7. The method according to claim 6 wherein said inflammatory condition is inflammatory bowel disease.

8. The method according to claim 1 wherein said inflammatory condition is an inflammatory condition of a kidney said patient .

9. The method according to claim 8 wherein said inflammatory condition is glomerulonephritis .

10. A method of inhibiting release of a cytokine from a cytokine-producing cell comprising contacting said cell with an agent that inhibits the proinflammatory activity of the cytoplasmic domain of FcγRIa in an amount sufficient to effect said inhibition.

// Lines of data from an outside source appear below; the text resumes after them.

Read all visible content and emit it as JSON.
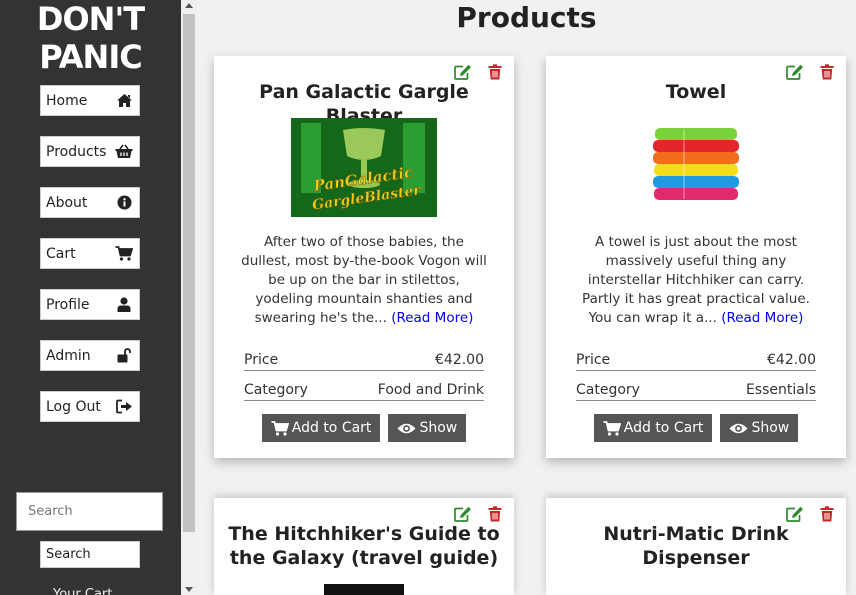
{
  "sidebar": {
    "logo_line1": "DON'T",
    "logo_line2": "PANIC",
    "nav": [
      {
        "label": "Home",
        "icon": "home-icon"
      },
      {
        "label": "Products",
        "icon": "basket-icon"
      },
      {
        "label": "About",
        "icon": "info-icon"
      },
      {
        "label": "Cart",
        "icon": "cart-icon"
      },
      {
        "label": "Profile",
        "icon": "user-icon"
      },
      {
        "label": "Admin",
        "icon": "unlock-icon"
      },
      {
        "label": "Log Out",
        "icon": "sign-out-icon"
      }
    ],
    "search_placeholder": "Search",
    "search_button": "Search",
    "cut_text": "Your Cart"
  },
  "main": {
    "title": "Products",
    "products": [
      {
        "name": "Pan Galactic Gargle Blaster",
        "image_text": "Pan Galactic Gargle Blaster",
        "description": "After two of those babies, the dullest, most by-the-book Vogon will be up on the bar in stilettos, yodeling mountain shanties and swearing he's the...",
        "read_more": "(Read More)",
        "price_label": "Price",
        "price": "€42.00",
        "category_label": "Category",
        "category": "Food and Drink",
        "add_to_cart": "Add to Cart",
        "show": "Show"
      },
      {
        "name": "Towel",
        "description": "A towel is just about the most massively useful thing any interstellar Hitchhiker can carry. Partly it has great practical value. You can wrap it a...",
        "read_more": "(Read More)",
        "price_label": "Price",
        "price": "€42.00",
        "category_label": "Category",
        "category": "Essentials",
        "add_to_cart": "Add to Cart",
        "show": "Show"
      },
      {
        "name": "The Hitchhiker's Guide to the Galaxy (travel guide)"
      },
      {
        "name": "Nutri-Matic Drink Dispenser"
      }
    ]
  },
  "colors": {
    "sidebar_bg": "#333333",
    "edit_icon": "#2e8b2e",
    "delete_icon": "#c62828",
    "button_bg": "#555555"
  }
}
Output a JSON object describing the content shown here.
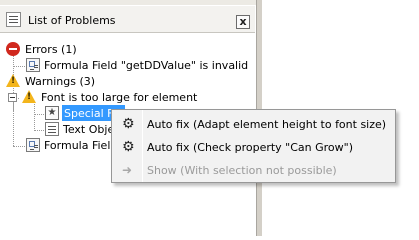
{
  "panel": {
    "title": "List of Problems",
    "close_label": "x"
  },
  "tree": {
    "errors_group": "Errors (1)",
    "error_item": "Formula Field \"getDDValue\" is invalid",
    "warnings_group": "Warnings (3)",
    "font_warning": "Font is too large for element",
    "special_field": "Special Fie",
    "text_object": "Text Obje",
    "formula_field": "Formula Field"
  },
  "context_menu": {
    "items": [
      {
        "label": "Auto fix (Adapt element height to font size)",
        "icon": "gear-icon",
        "enabled": true
      },
      {
        "label": "Auto fix (Check property \"Can Grow\")",
        "icon": "gear-icon",
        "enabled": true
      },
      {
        "label": "Show (With selection not possible)",
        "icon": "arrow-right-icon",
        "enabled": false
      }
    ]
  },
  "colors": {
    "selection": "#3399ff",
    "error": "#d0281e",
    "warning": "#f3b51c"
  }
}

11. The method according to claim 10 wherein said cell is a granulocyte or macrophage .

12. The method according to claim 10 wherein said cytokine is IL-6 or TNF l .

13. A method of inhibiting release of a reactive oxygen species from a cell comprising contacting said cell with an agent that inhibits the proinflammatory activity of the cytoplasmic domain of FcγRIa in an amount sufficient to effect said inhibition.

14. A method of screening a test compound for its potential as an inhibitor of a proinflammatory effect of the cytoplasmic domain of FcγRa comprising contacting the cytoplasmic domain of FcγRIa with said test compound and determining whether said test compound binds to said cytoplasmic domain of FcγRIa, wherein a test compound that binds to said cytoplasmic domain of FcγRIa is a potential inhibitor of said proinflammatory effect.

15. A method of screening a test compound for its potential as an inhibitor of a proinflammatory effect of the cytoplasmic domain of FcγRa comprising contacting a cytokine producing cell with said test compound and measuring the level of cytokine released from said cell, relative to the level of cytokine released in the absence of said test compound, wherein a test compound that inhibits said cytokine release is a potential inhibitor of said proinflammatory effect.

16. The method according to claim 15 wherein said cytokine is IL-6.

17. The method according to claim 15 wherein said cell produces a heterologous FcγRa.